Simulated Data

Hi all,

Thank you very much for the great session.

I found working with simulated data particularly useful and instructive, especially because it allows you to modify parameters such as heritability, MAF, and LD and observe how the results change.

I was wondering whether there is any script available for simulating genotype data where these parameters can be adjusted by the user.

I completely understand if such a resource is not available, but I thought it would be worth asking.

Thank you so much in advance!

Thanks Juan for the kind feedback! Glad this is helpful. Sure, please feel free to reuse that code and modify however you like.

Thank you very much Loic, I may not have explained my question very clearly.

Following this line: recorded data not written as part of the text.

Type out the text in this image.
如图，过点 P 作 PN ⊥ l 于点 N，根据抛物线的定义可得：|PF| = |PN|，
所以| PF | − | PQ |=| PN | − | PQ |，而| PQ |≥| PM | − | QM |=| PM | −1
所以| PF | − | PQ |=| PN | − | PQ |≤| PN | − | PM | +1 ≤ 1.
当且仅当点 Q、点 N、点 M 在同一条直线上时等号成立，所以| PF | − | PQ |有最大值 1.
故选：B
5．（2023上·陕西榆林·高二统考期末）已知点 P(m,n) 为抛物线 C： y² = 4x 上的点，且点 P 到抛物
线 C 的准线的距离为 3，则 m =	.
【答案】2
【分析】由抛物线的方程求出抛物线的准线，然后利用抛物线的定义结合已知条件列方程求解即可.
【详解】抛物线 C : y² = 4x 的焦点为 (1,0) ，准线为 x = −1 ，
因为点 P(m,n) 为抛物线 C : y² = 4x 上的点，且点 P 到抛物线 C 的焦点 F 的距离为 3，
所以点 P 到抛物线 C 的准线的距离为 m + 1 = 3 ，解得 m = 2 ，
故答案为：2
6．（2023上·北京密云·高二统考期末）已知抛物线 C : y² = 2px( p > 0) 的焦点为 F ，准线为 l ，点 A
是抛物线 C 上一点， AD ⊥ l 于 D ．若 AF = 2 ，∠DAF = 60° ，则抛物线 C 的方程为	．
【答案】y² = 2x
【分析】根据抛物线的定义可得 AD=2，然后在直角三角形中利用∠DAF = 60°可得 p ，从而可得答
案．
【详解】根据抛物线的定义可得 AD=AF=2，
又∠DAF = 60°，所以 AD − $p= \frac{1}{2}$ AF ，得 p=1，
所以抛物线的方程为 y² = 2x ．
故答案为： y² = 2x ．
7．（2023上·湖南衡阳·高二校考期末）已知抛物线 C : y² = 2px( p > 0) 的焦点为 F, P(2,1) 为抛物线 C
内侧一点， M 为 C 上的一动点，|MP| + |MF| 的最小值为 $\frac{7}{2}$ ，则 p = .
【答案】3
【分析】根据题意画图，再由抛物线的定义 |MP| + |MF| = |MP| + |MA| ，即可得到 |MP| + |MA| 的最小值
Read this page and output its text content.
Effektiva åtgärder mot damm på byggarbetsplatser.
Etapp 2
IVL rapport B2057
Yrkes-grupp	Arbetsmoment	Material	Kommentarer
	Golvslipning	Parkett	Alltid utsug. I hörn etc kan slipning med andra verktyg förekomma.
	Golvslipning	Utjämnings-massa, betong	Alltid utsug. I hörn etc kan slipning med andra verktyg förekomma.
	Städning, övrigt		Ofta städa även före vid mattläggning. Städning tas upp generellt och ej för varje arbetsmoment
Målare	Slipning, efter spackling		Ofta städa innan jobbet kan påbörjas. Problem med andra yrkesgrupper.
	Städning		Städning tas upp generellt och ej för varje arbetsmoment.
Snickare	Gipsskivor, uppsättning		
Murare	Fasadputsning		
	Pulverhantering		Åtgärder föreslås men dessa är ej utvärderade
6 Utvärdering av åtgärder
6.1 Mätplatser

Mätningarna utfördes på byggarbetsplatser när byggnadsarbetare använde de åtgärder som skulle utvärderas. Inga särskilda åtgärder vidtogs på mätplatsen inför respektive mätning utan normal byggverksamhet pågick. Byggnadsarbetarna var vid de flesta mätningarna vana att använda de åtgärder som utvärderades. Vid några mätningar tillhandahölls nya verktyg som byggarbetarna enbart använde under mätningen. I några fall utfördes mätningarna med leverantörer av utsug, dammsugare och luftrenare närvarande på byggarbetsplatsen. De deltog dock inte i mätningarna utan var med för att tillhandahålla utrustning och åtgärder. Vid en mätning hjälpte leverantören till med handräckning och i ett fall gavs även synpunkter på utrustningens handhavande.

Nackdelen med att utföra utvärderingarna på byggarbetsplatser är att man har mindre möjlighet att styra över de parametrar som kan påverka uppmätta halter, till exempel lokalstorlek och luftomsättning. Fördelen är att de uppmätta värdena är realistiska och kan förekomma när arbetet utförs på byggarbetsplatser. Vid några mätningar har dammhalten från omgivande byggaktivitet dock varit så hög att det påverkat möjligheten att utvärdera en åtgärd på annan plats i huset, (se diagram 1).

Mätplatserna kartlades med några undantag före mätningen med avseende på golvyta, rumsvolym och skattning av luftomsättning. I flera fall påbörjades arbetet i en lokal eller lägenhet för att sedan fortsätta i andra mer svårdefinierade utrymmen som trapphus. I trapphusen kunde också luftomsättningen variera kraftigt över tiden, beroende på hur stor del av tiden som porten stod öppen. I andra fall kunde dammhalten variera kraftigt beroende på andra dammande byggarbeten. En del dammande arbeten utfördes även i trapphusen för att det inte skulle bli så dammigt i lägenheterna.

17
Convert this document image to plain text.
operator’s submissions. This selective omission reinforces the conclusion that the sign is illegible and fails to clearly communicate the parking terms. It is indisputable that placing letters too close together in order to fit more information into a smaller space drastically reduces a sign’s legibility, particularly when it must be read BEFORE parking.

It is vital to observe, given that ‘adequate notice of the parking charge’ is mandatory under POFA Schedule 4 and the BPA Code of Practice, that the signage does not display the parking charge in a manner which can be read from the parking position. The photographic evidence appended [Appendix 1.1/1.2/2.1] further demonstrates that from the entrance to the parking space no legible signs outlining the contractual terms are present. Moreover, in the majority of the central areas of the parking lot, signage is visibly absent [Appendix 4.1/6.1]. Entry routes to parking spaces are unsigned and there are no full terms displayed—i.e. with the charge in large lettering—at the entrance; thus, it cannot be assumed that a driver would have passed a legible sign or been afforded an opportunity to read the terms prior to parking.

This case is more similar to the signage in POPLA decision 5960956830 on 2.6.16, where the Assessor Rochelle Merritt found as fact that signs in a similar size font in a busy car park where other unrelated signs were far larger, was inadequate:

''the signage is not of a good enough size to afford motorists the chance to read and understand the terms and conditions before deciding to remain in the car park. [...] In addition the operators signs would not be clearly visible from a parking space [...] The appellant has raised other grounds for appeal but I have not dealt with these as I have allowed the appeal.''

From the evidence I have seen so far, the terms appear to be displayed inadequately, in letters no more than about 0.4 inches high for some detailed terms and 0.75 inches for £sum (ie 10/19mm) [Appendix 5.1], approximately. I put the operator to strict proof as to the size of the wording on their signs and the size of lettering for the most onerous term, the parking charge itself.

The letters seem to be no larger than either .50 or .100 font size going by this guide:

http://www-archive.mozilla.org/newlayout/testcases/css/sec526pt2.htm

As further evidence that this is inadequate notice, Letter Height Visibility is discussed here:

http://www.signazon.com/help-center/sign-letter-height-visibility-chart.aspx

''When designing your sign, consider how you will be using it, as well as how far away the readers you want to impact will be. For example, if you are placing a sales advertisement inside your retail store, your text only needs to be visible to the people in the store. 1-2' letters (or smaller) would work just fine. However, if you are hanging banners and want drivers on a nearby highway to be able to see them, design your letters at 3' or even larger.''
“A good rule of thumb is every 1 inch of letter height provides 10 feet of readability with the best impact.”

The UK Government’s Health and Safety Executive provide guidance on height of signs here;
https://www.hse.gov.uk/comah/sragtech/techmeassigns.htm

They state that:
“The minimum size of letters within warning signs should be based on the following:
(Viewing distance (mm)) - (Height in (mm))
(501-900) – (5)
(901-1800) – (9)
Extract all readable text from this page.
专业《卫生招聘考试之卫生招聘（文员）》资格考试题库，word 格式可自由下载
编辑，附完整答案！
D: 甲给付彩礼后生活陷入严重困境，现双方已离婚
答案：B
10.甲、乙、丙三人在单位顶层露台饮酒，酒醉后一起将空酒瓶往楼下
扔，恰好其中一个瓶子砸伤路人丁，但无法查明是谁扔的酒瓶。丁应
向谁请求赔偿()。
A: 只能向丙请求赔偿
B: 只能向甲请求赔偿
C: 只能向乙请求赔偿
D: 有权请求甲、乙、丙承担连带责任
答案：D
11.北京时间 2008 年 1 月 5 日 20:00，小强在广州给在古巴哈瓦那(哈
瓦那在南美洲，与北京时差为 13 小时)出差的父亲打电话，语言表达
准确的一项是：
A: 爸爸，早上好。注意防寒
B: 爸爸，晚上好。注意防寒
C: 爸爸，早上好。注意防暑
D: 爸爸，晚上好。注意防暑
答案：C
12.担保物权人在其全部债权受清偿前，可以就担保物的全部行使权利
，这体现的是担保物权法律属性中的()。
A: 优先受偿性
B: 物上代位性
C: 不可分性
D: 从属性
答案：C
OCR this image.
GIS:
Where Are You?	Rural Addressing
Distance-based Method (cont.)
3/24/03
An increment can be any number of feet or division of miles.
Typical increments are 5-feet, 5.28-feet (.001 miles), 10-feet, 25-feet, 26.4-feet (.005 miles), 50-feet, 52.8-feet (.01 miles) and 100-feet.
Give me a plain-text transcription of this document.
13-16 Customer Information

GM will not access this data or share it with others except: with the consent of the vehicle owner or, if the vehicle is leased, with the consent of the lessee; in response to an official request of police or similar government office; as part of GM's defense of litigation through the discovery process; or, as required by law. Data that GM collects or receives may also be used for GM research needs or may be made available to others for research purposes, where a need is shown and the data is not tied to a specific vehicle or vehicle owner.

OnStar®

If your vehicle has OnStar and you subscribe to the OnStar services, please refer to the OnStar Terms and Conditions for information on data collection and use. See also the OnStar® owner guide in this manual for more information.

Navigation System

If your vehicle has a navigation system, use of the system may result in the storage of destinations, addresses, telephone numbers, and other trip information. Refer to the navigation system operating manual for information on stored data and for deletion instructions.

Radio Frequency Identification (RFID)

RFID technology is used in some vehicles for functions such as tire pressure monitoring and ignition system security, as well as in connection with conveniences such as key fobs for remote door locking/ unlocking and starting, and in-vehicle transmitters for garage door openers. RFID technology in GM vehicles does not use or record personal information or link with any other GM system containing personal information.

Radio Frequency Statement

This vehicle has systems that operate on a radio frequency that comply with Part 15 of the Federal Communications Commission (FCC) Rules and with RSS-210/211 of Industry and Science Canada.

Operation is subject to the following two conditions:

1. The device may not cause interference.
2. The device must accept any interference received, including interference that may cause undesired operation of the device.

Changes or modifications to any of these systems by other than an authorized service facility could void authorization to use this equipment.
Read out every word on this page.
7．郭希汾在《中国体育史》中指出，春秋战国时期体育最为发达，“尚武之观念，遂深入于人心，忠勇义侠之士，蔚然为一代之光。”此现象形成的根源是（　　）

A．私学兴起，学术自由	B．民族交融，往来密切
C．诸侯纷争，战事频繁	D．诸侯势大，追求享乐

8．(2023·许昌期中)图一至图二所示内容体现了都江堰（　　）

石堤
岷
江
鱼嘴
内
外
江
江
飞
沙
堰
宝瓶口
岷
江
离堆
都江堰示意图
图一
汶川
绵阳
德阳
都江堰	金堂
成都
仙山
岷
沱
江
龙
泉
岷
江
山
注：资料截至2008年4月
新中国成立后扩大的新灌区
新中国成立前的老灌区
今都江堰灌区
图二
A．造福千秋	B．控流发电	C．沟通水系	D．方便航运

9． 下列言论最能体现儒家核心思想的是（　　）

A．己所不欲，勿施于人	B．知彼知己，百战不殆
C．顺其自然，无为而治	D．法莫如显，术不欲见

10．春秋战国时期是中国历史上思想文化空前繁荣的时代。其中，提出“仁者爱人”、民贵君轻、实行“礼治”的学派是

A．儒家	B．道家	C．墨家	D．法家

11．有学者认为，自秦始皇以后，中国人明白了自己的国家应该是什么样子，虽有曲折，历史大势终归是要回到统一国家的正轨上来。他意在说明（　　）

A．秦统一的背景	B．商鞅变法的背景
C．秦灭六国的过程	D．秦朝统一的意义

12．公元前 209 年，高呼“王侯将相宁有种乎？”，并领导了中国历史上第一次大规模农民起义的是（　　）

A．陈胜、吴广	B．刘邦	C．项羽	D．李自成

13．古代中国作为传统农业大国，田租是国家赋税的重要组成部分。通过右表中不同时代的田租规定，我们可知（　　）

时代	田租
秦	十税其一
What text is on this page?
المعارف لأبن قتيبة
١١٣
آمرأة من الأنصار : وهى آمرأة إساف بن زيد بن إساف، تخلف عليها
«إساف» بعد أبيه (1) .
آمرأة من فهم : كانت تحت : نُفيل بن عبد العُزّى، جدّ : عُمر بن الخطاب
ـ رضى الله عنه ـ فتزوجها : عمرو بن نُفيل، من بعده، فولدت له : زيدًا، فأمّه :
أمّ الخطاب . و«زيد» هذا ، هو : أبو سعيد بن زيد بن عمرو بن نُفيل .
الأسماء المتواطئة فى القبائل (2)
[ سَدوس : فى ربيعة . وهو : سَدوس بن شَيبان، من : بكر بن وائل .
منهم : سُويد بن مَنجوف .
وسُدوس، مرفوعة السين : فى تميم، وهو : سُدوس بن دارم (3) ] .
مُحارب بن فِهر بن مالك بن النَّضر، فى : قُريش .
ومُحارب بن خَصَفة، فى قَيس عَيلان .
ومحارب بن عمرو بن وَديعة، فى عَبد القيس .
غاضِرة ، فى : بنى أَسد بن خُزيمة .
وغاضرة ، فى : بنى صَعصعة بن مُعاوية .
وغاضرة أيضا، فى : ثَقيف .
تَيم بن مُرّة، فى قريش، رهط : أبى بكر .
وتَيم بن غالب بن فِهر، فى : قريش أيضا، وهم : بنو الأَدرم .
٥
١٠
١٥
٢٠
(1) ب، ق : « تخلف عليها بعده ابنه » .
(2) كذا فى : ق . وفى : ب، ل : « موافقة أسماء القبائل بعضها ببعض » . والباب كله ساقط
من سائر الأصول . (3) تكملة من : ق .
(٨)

What I had in mind was a more general simulation framework for generating a “fake GWAS” dataset, where the user could specify parameters such as:

Number of participants
Number (or fraction) of causal SNPs
Target heritability (h²)
MAF distribution
LD structure
Effect size distribution (e.g. a standard polygenic architecture with normally distributed effects)
Population background / ancestry structure

and then simulate genotype and phenotype data under those assumptions.

I have been looking at the simulate-practical-data.R script, but I was not sure whether it was intended for that level of flexibility, or whether there is another script/resource available for this purpose.

My goal would mainly be to generate synthetic datasets and explore how factors such as sample size, heritability, polygenicity, LD, or population structure influence GWAS results.

Many thanks again for your help.

Hi Juan,

The script that I provided is not as flexible as what you describe. It would require some more work to take it there but that’s possible. The bottleneck is usually how to simulate multivariate binomial distribution (genotypes) given an LD matrix and expected allele frequencies. You may want to check this paper rBahadur: efficient simulation of structured high-dimensional genotype data with applications to assortative mating - PubMed which proposes a tool to do that. Alternatively you could just simulate from a multivariate Gaussian distribution to run some explorary analyses. Finally, what we usually do in my group is to run simulations conditionally on real genotypes so that you don’t have to specify the LD and MAF patterns explicitly but use ones that exist in human populations. GCTA has a function to do that (GCTA | Yang Lab).

Cheers,

Loic

Thank you very much Loic. This is extremely helpful!